8. Cryptomining Exploits in Luka's PyPI Packages

   • The PyPI repository was hit by malicious packages mimicking DeepSeek AI, leading to credential theft.

   • Sources: DarkReading

9. DeepSeek App Data Transmission Vulnerability

   • The DeepSeek app inadequately encrypts transmitted user and device data, exposing sensitive information to interception and exploitation.

   • Sources: The Hacker News

10. SolarWinds Supply Chain Attack Legacy

• Following the 2020 Sunburst cyberattack via SolarWinds, implications continue affecting cybersecurity regulations and company policies, emphasizing the scrutiny on software supply chains.

• Sources: DarkReading

Categories

• New Malware and Vulnerabilities

• Cyber Attacks and Threat Actors

• Data Breaches and Exploits

• Artificial Intelligence and Security Risks

• Security Policy and Regulatory Updates

Highlights: New Malware and Vulnerabilities

Recent reports have highlighted a surge in new malware activity and freshly identified vulnerabilities. Among them, a critical issue in AMD's Secure Encrypted Virtualization (SEV), CVE-2024-56161, threatens VM security. Microsoft faces a privilege escalation flaw, CVE-2024-53104, in the Azure AI Face Service, capable of bypassing authorisation. Additionally, Linux kernel vulnerabilities and banking Trojans like Coyote continue to affect systems globally. These developments emphasise the need for regular security patches and proactive monitoring.
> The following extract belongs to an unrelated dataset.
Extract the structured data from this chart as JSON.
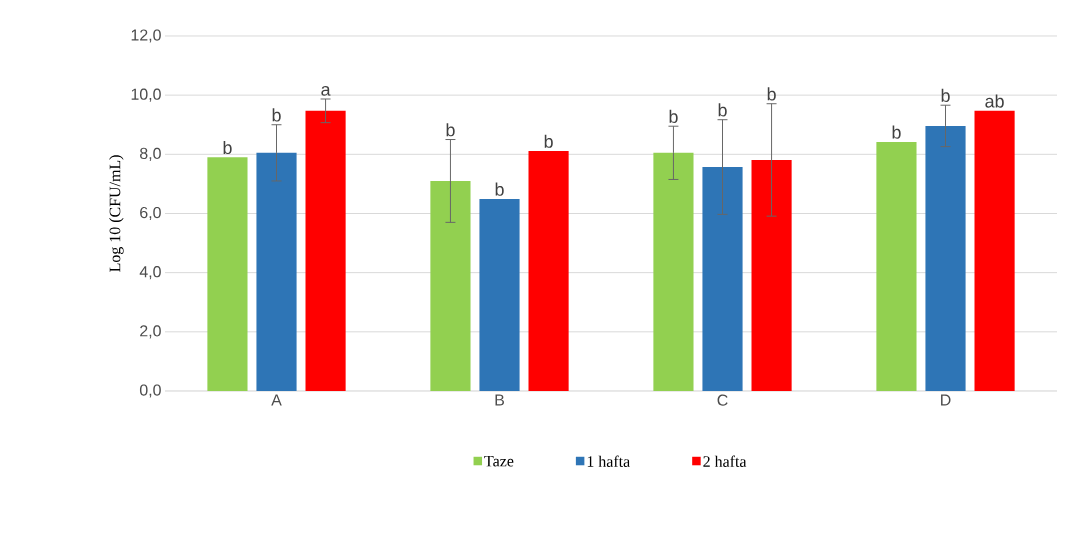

Cyber Attacks and Threat Actors

The past week has witnessed numerous cyber attacks and campaigns. Key incidents include:

• Russian cybercrime group Crazy Evil targeting social media users.
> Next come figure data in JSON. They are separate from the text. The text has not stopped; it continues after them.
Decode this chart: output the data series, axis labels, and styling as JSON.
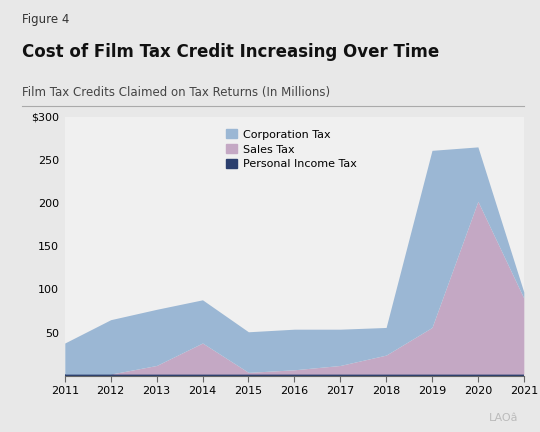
{
  "years": [
    2011,
    2012,
    2013,
    2014,
    2015,
    2016,
    2017,
    2018,
    2019,
    2020,
    2021
  ],
  "corporation_tax": [
    36,
    63,
    65,
    50,
    47,
    47,
    42,
    32,
    205,
    63,
    7
  ],
  "sales_tax": [
    0,
    0,
    10,
    36,
    2,
    5,
    10,
    22,
    54,
    200,
    88
  ],
  "personal_income_tax": [
    2,
    2,
    2,
    2,
    2,
    2,
    2,
    2,
    2,
    2,
    2
  ],
  "corp_tax_color": "#9bb7d4",
  "sales_tax_color": "#c4a8c4",
  "pit_color": "#2b3f6e",
  "title": "Cost of Film Tax Credit Increasing Over Time",
  "subtitle": "Film Tax Credits Claimed on Tax Returns (In Millions)",
  "figure_label": "Figure 4",
  "ylim": [
    0,
    300
  ],
  "yticks": [
    0,
    50,
    100,
    150,
    200,
    250,
    300
  ],
  "ytick_labels": [
    "",
    "50",
    "100",
    "150",
    "200",
    "250",
    "$300"
  ],
  "background_color": "#e8e8e8",
  "plot_bg_color": "#f0f0f0",
  "legend_labels": [
    "Corporation Tax",
    "Sales Tax",
    "Personal Income Tax"
  ],
  "logo_text": "LAOâ"
}
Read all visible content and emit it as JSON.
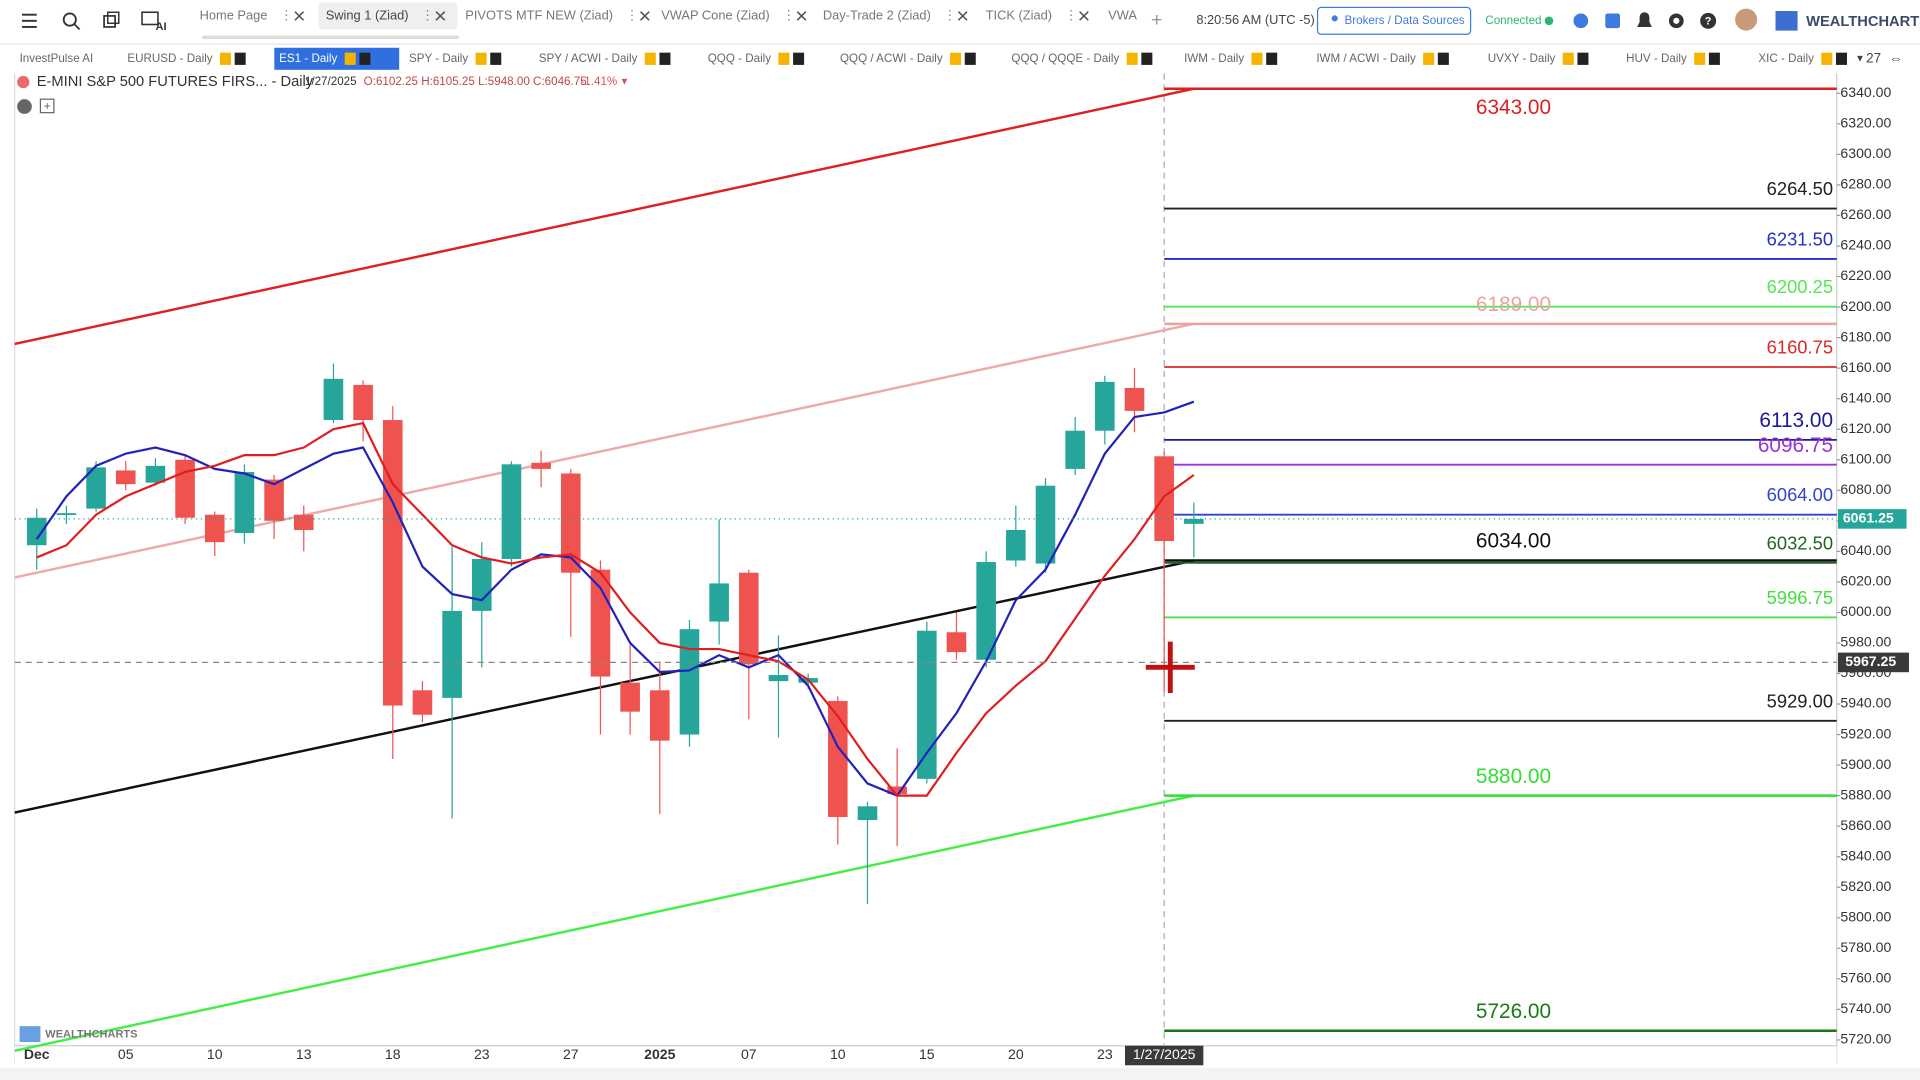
{
  "toolbar": {
    "tabs": [
      "Home Page",
      "Swing 1 (Ziad)",
      "PIVOTS MTF NEW (Ziad)",
      "VWAP Cone (Ziad)",
      "Day-Trade 2 (Ziad)",
      "TICK (Ziad)",
      "VWA"
    ],
    "active_tab": 1,
    "time": "8:20:56 AM (UTC -5)",
    "brokers_button": "Brokers / Data Sources",
    "status": "Connected",
    "brand": "WEALTHCHARTS"
  },
  "watchlist": {
    "tabs": [
      "InvestPulse AI",
      "EURUSD - Daily",
      "ES1 - Daily",
      "SPY - Daily",
      "SPY / ACWI - Daily",
      "QQQ - Daily",
      "QQQ / ACWI - Daily",
      "QQQ / QQQE - Daily",
      "IWM - Daily",
      "IWM / ACWI - Daily",
      "UVXY - Daily",
      "HUV - Daily",
      "XIC - Daily"
    ],
    "active_tab": 2,
    "count": "27"
  },
  "chart_header": {
    "symbol": "E-MINI S&P 500 FUTURES FIRS... - Daily",
    "date": "1/27/2025",
    "ohlc": "O:6102.25 H:6105.25 L:5948.00 C:6046.75",
    "change": "-1.41%"
  },
  "chart_data": {
    "type": "candlestick",
    "categories": [
      "Dec",
      null,
      null,
      "05",
      null,
      null,
      "10",
      null,
      null,
      "13",
      null,
      null,
      "18",
      null,
      null,
      "23",
      null,
      null,
      "27",
      null,
      null,
      "2025",
      null,
      null,
      "07",
      null,
      null,
      "10",
      null,
      null,
      "15",
      null,
      null,
      "20",
      null,
      null,
      "23",
      null,
      null,
      null
    ],
    "open": [
      6044,
      6064,
      6068,
      6093,
      6085,
      6100,
      6064,
      6052,
      6087,
      6064,
      6126,
      6149,
      6126,
      5949,
      5944,
      6001,
      6035,
      6098,
      6091,
      6028,
      5954,
      5949,
      5920,
      5994,
      6026,
      5955,
      5954,
      5942,
      5864,
      5886,
      5891,
      5987,
      5969,
      6034,
      6032,
      6094,
      6119,
      6147,
      6102.25,
      6058
    ],
    "high": [
      6068,
      6070,
      6099,
      6099,
      6101,
      6103,
      6066,
      6097,
      6090,
      6070,
      6163,
      6152,
      6135,
      5955,
      6043,
      6046,
      6099,
      6106,
      6094,
      6034,
      5979,
      5968,
      5995,
      6061,
      6028,
      5985,
      5960,
      5945,
      5876,
      5911,
      5994,
      6000,
      6040,
      6070,
      6088,
      6128,
      6155,
      6160,
      6105.25,
      6072
    ],
    "low": [
      6028,
      6058,
      6066,
      6080,
      6083,
      6058,
      6037,
      6045,
      6048,
      6040,
      6124,
      6112,
      5904,
      5928,
      5865,
      5964,
      6030,
      6082,
      5984,
      5920,
      5920,
      5868,
      5912,
      5979,
      5930,
      5918,
      5950,
      5848,
      5809,
      5847,
      5888,
      5969,
      5964,
      6030,
      6026,
      6090,
      6110,
      6118,
      5948,
      6036
    ],
    "close": [
      6062,
      6065,
      6095,
      6084,
      6096,
      6062,
      6046,
      6092,
      6060,
      6054,
      6153,
      6126,
      5939,
      5933,
      6001,
      6035,
      6097,
      6094,
      6026,
      5958,
      5935,
      5916,
      5989,
      6019,
      5966,
      5959,
      5957,
      5866,
      5873,
      5881,
      5988,
      5974,
      6033,
      6054,
      6083,
      6119,
      6151,
      6132,
      6046.75,
      6061.25
    ],
    "up_color": "#26a69a",
    "down_color": "#ef5350",
    "series": [
      {
        "color": "#2222bb",
        "values": [
          6048,
          6076,
          6096,
          6104,
          6108,
          6103,
          6094,
          6091,
          6084,
          6094,
          6104,
          6108,
          6072,
          6030,
          6012,
          6008,
          6028,
          6038,
          6036,
          6016,
          5980,
          5961,
          5962,
          5972,
          5964,
          5972,
          5952,
          5912,
          5888,
          5880,
          5908,
          5934,
          5968,
          6008,
          6028,
          6064,
          6104,
          6128,
          6131,
          6138
        ]
      },
      {
        "color": "#e01e1e",
        "values": [
          6036,
          6044,
          6064,
          6076,
          6084,
          6092,
          6096,
          6103,
          6103,
          6108,
          6120,
          6124,
          6084,
          6064,
          6044,
          6036,
          6032,
          6036,
          6038,
          6026,
          6000,
          5980,
          5976,
          5976,
          5972,
          5968,
          5956,
          5932,
          5904,
          5880,
          5880,
          5908,
          5934,
          5952,
          5968,
          5996,
          6024,
          6048,
          6076,
          6090
        ]
      }
    ],
    "trendlines": [
      {
        "color": "#e02020",
        "values": [
          6179,
          6343
        ]
      },
      {
        "color": "#eeaaaa",
        "values": [
          6026,
          6189
        ]
      },
      {
        "color": "#111111",
        "values": [
          5872,
          6034
        ]
      },
      {
        "color": "#44ee44",
        "values": [
          5716,
          5880
        ]
      }
    ],
    "levels": [
      {
        "value": 6343,
        "label": "6343.00",
        "color": "#dd1f1f",
        "align": "center"
      },
      {
        "value": 6264.5,
        "label": "6264.50",
        "color": "#222222",
        "align": "right"
      },
      {
        "value": 6231.5,
        "label": "6231.50",
        "color": "#2b2bd0",
        "align": "right"
      },
      {
        "value": 6200.25,
        "label": "6200.25",
        "color": "#55e855",
        "align": "right"
      },
      {
        "value": 6189,
        "label": "6189.00",
        "color": "#eea0a8",
        "align": "center"
      },
      {
        "value": 6160.75,
        "label": "6160.75",
        "color": "#dd2828",
        "align": "right"
      },
      {
        "value": 6113,
        "label": "6113.00",
        "color": "#1a1a9a",
        "align": "right"
      },
      {
        "value": 6096.75,
        "label": "6096.75",
        "color": "#9933dd",
        "align": "right"
      },
      {
        "value": 6064,
        "label": "6064.00",
        "color": "#3344cc",
        "align": "right"
      },
      {
        "value": 6034,
        "label": "6034.00",
        "color": "#111111",
        "align": "center"
      },
      {
        "value": 6032.5,
        "label": "6032.50",
        "color": "#226622",
        "align": "right"
      },
      {
        "value": 5996.75,
        "label": "5996.75",
        "color": "#44dd44",
        "align": "right"
      },
      {
        "value": 5929,
        "label": "5929.00",
        "color": "#222222",
        "align": "right"
      },
      {
        "value": 5880,
        "label": "5880.00",
        "color": "#33dd33",
        "align": "center"
      },
      {
        "value": 5726,
        "label": "5726.00",
        "color": "#1a7a1a",
        "align": "center"
      }
    ],
    "ylim": [
      5717,
      6353
    ],
    "yticks": [
      {
        "value": 5720,
        "label": "5720.00"
      },
      {
        "value": 5740,
        "label": "5740.00"
      },
      {
        "value": 5760,
        "label": "5760.00"
      },
      {
        "value": 5780,
        "label": "5780.00"
      },
      {
        "value": 5800,
        "label": "5800.00"
      },
      {
        "value": 5820,
        "label": "5820.00"
      },
      {
        "value": 5840,
        "label": "5840.00"
      },
      {
        "value": 5860,
        "label": "5860.00"
      },
      {
        "value": 5880,
        "label": "5880.00"
      },
      {
        "value": 5900,
        "label": "5900.00"
      },
      {
        "value": 5920,
        "label": "5920.00"
      },
      {
        "value": 5940,
        "label": "5940.00"
      },
      {
        "value": 5960,
        "label": "5960.00"
      },
      {
        "value": 5980,
        "label": "5980.00"
      },
      {
        "value": 6000,
        "label": "6000.00"
      },
      {
        "value": 6020,
        "label": "6020.00"
      },
      {
        "value": 6040,
        "label": "6040.00"
      },
      {
        "value": 6060,
        "label": "6060.00"
      },
      {
        "value": 6080,
        "label": "6080.00"
      },
      {
        "value": 6100,
        "label": "6100.00"
      },
      {
        "value": 6120,
        "label": "6120.00"
      },
      {
        "value": 6140,
        "label": "6140.00"
      },
      {
        "value": 6160,
        "label": "6160.00"
      },
      {
        "value": 6180,
        "label": "6180.00"
      },
      {
        "value": 6200,
        "label": "6200.00"
      },
      {
        "value": 6220,
        "label": "6220.00"
      },
      {
        "value": 6240,
        "label": "6240.00"
      },
      {
        "value": 6260,
        "label": "6260.00"
      },
      {
        "value": 6280,
        "label": "6280.00"
      },
      {
        "value": 6300,
        "label": "6300.00"
      },
      {
        "value": 6320,
        "label": "6320.00"
      },
      {
        "value": 6340,
        "label": "6340.00"
      }
    ],
    "last_price": {
      "value": 6061.25,
      "label": "6061.25",
      "color": "#26a69a"
    },
    "crosshair": {
      "value": 5967.25,
      "label": "5967.25",
      "date": "1/27/2025",
      "index": 38
    },
    "watermark": "WEALTHCHARTS"
  }
}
• Lazarus Group distributing JavaScript stealers through LinkedIn job offers.

• Abandoned AWS S3 buckets being exploited for malware delivery.

These incidents highlight the evolving nature of cyber threats and the need for constant vigilance.

Conclusion

The cybersecurity landscape continues to evolve rapidly, with threats ranging from AI-integrated attacks to critical infrastructure vulnerabilities. Organisations must adopt a multi-layered approach, combining proactive monitoring, timely updates, and collaboration with cybersecurity agencies to stay ahead of the threat curve. Australian businesses, in particular, should prioritise securing legacy systems and monitoring emerging technologies to minimise risks.